Ketika pulang, jam 4 sore, puluhan warga tampak menunggu di halaman rumah duka. Barangkali menanti kepulangan anak mendiang. Saat-saat seperti itu membuat saya langsung teringat orangtua di kampung.  Bagaimana jika kita tak sempat melihat tatapan terakhir orangtua akibat asik jalan-jalan?

Ciri khas orang Gayo ada di ruang belakang rumah

Kami dan keluarga Dhani duduk melingkari nasi dan menu makanan lainnya di atas meja panggung terbuat dari kayu. Di bagian belakang di dalam rumah. Berdekatan dengan dapur. Beralas tikar, di sanalah kami bertukar-cerita. Serasa kerabat dekat.

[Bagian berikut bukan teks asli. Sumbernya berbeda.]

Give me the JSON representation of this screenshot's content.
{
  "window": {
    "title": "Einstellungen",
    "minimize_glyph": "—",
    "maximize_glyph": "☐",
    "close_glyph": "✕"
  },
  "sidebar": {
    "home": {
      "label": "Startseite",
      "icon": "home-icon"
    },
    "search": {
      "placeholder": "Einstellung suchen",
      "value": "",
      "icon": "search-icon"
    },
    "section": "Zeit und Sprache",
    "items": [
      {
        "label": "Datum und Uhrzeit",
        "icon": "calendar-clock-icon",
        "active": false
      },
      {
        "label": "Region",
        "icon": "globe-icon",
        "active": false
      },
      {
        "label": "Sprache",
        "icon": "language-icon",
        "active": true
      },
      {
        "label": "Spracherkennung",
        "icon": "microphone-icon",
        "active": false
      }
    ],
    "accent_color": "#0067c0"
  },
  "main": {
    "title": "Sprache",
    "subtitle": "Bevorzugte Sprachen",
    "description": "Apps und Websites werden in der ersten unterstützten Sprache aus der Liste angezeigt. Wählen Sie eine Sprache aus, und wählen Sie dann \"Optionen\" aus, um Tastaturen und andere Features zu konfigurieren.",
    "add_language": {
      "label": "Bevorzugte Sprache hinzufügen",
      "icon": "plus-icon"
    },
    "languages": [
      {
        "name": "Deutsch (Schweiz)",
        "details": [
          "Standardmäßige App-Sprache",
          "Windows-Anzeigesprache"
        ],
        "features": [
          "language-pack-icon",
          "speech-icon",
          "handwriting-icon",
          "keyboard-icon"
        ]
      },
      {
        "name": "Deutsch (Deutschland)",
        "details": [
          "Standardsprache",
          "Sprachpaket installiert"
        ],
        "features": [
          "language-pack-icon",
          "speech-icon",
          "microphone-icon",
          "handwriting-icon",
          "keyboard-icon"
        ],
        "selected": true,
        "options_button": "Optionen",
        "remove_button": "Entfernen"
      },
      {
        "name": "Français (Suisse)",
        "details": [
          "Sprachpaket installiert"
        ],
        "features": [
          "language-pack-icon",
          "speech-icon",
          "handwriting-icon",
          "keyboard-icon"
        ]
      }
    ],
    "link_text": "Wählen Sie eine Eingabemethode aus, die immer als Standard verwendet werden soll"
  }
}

“Sehebat apapun orang Gayo, mau tinggal di Jawa atau Bali, tetap ada satu tempat khusus di bagian belakang dalam rumah. Ini salah satu ciri khas orang Gayo,” cetus Isa.

Di bagian belakang itu biasanya anggota keluarga berkumpul. Untuk makan, rapat, santai, hingga menjamu tamu. Jarang sekali terlihat duduk di teras rumah. Saya pun kerap mendapati halaman rumah warga di Takengon yang sepi. Hanya sesekali ibu bersama anak perempuannya—mungkin juga tetangga— duduk melingkar di halaman rumah; berteduh di bawah pohon mencari kutu sambil bercengkerama.

“Enak ya di Aceh, tidak dingin seperti Gayo”

Foto oleh Makmur Dimila

Komentar seorang pemuda asli Takengon, yang mengenakan sarung bermotif karawang Gayo, melindungi tubuhnya dari dingin yang disebabkan hujan dan angin.

“Tidak juga, Bang. Di luar Gayo itu panas, mending di sini, dingin. Tidak keringatan,” balas saya.

Kami bertutur-sapa saat sama-sama singgah di sebuah kedai pinggir jalan dekat jurang, sebab hujan turun disertai pelangi yang melengkung di atas pegunungan. Ia hendak ke Jagong, saya baru pulang dari sana.

Dalam hati saya menertawakan omongan kami di atas. Sungguh aneh manusia,  rumput tetangga memang selalu terlihat lebih hijau.